Blades are either hammered (stamped or dimpled) or smooth. “As a rule, smooth blades are the best choice for deep-water applications because they have less resistance,” Bolton says. “Less resistance makes it easier to fish the bait deeper and keep it there.”
Bolton likes hammered blades for shallow applications, particularly when the water is dirty or stained. The hammered texture produces extra flash, and the added resistance makes it easier to fish the bait shallow at slower speeds.
Willow leaf: The willow-leaf blade doesn’t produce as much vibration as other blade styles, but produces a tremendous amount of flash and comes through brush and aquatic vegetation with ease. Bolton says willow-leaf blades are well-suited for a number of different situations in shallow water or deep. He likes them mostly in clear or slightly stained water that is relatively warm – 55 degrees and up. The willow leaf is his bread-and-butter blade when fishing deep ledges or grass beyond 10 feet deep.
Colorado: The round Colorado blade produces a significant amount of vibration or “thump,” which allows an angler to retrieve the bait at a relatively slow pace and keep it in the strike zone. The extra vibration can be a big plus when dingy water hampers a bass’ ability to see, but Bolton also likes it in cold water. The Colorado is the traditional choice for nightfishing and is Bolton’s choice for slowrolling mid-range depths around riprap, rock points or bluffs.
Indiana: The teardrop-shaped Indiana doesn’t displace quite as much vibration as the Colorado and produces a little less flash than a willow leaf. This is Bolton’s favorite blade for stained and off-color shallow water. “It gives you the best of both worlds, plus you can fish it a little deeper, say 10 feet, at faster speeds with a larger head size if you need to,” he says.
While there are bass spinnerbaits available with as many as four blades, single and double models are the most popular. Bolton throws a lot of tandem setups and says that altering blade style and size is a good way to custom-tailor a bait to the conditions.
“The thing you always need to remember with any blade combination is that the bigger the blade you put in front, closest to the head, the more vibration you will take away from the blade on the swivel,” he says. “However, what you give up in vibration you will gain in flash and lift.”
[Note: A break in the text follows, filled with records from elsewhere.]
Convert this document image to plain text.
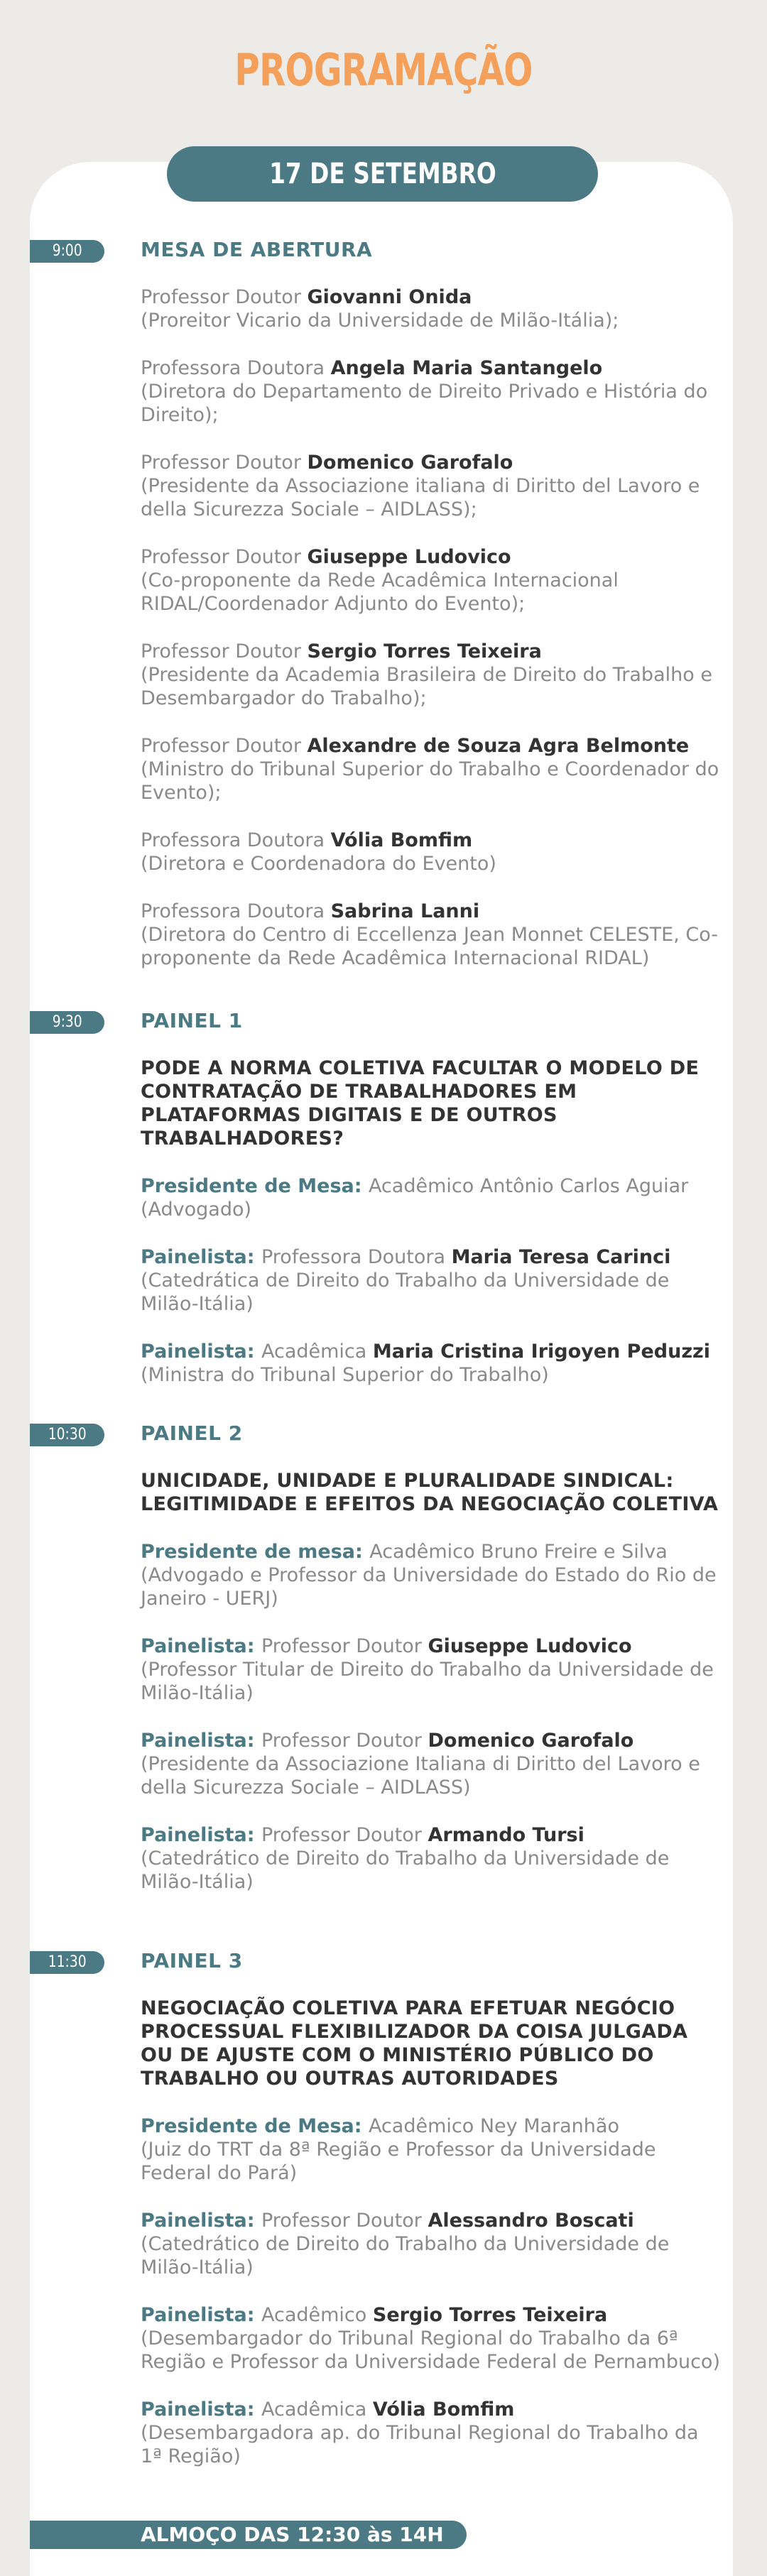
PROGRAMAÇÃO
17 DE SETEMBRO
9:00	MESA DE ABERTURA
Professor Doutor Giovanni Onida
(Proreitor Vicario da Universidade de Milão-Itália);
Professora Doutora Angela Maria Santangelo
(Diretora do Departamento de Direito Privado e História do Direito);
Professor Doutor Domenico Garofalo
(Presidente da Associazione italiana di Diritto del Lavoro e della Sicurezza Sociale – AIDLASS);
Professor Doutor Giuseppe Ludovico
(Co-proponente da Rede Acadêmica Internacional RIDAL/Coordenador Adjunto do Evento);
Professor Doutor Sergio Torres Teixeira
(Presidente da Academia Brasileira de Direito do Trabalho e Desembargador do Trabalho);
Professor Doutor Alexandre de Souza Agra Belmonte
(Ministro do Tribunal Superior do Trabalho e Coordenador do Evento);
Professora Doutora Vólia Bomfim
(Diretora e Coordenadora do Evento)
Professora Doutora Sabrina Lanni
(Diretora do Centro di Eccellenza Jean Monnet CELESTE, Co-proponente da Rede Acadêmica Internacional RIDAL)
9:30	PAINEL 1
PODE A NORMA COLETIVA FACULTAR O MODELO DE CONTRATAÇÃO DE TRABALHADORES EM PLATAFORMAS DIGITAIS E DE OUTROS TRABALHADORES?
Presidente de Mesa: Acadêmico Antônio Carlos Aguiar
(Advogado)
Painelista: Professora Doutora Maria Teresa Carinci
(Catedrática de Direito do Trabalho da Universidade de Milão-Itália)
Painelista: Acadêmica Maria Cristina Irigoyen Peduzzi
(Ministra do Tribunal Superior do Trabalho)
10:30	PAINEL 2
UNICIDADE, UNIDADE E PLURALIDADE SINDICAL: LEGITIMIDADE E EFEITOS DA NEGOCIAÇÃO COLETIVA
Presidente de mesa: Acadêmico Bruno Freire e Silva
(Advogado e Professor da Universidade do Estado do Rio de Janeiro - UERJ)
Painelista: Professor Doutor Giuseppe Ludovico
(Professor Titular de Direito do Trabalho da Universidade de Milão-Itália)
Painelista: Professor Doutor Domenico Garofalo
(Presidente da Associazione Italiana di Diritto del Lavoro e della Sicurezza Sociale – AIDLASS)
Painelista: Professor Doutor Armando Tursi
(Catedrático de Direito do Trabalho da Universidade de Milão-Itália)
11:30	PAINEL 3
NEGOCIAÇÃO COLETIVA PARA EFETUAR NEGÓCIO PROCESSUAL FLEXIBILIZADOR DA COISA JULGADA OU DE AJUSTE COM O MINISTÉRIO PÚBLICO DO TRABALHO OU OUTRAS AUTORIDADES
Presidente de Mesa: Acadêmico Ney Maranhão
(Juiz do TRT da 8ª Região e Professor da Universidade Federal do Pará)
Painelista: Professor Doutor Alessandro Boscati
(Catedrático de Direito do Trabalho da Universidade de Milão-Itália)
Painelista: Acadêmico Sergio Torres Teixeira
(Desembargador do Tribunal Regional do Trabalho da 6ª Região e Professor da Universidade Federal de Pernambuco)
Painelista: Acadêmica Vólia Bomfim
(Desembargadora ap. do Tribunal Regional do Trabalho da 1ª Região)
ALMOÇO DAS 12:30 às 14H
For example, Bolton says he can essentially throw a bulky 1-ounce spinnerbait where he’d normally use a 1/2-ouncer by placing a big No. 7 Colorado blade on the swivel and a No. 4 or No. 5 Colorado in front.
“You’ll give up some vibration doing that, but you’ll gain a tremendous amount of flash and lift that will enable you to fish it effectively in shallow water that’s off-color or cold while producing a really big target at the same time.” Just the opposite can be accomplished by going with a small-blade combination. “If I’m fishing in clear water and I want to fish a spinnerbait faster and deeper, I may downsize my blades to something like a No. 2 willow in front of a No. 4 1/2 willow,” he adds. “That will take away some of the lift and allow me to fish the bait faster.”
Nickel and copper blades rule, but Bolton says colored blades have a place. Chartreuse is popular on northern smallmouth fisheries, while red can be effective in extremely dirty water.
“Another situation where I’ve had good success with colored blades is on cloudy, rainy days when fishing around grass,” Bolton says. “White willow-leaf blades can be a killer in that situation, especially during the fall.”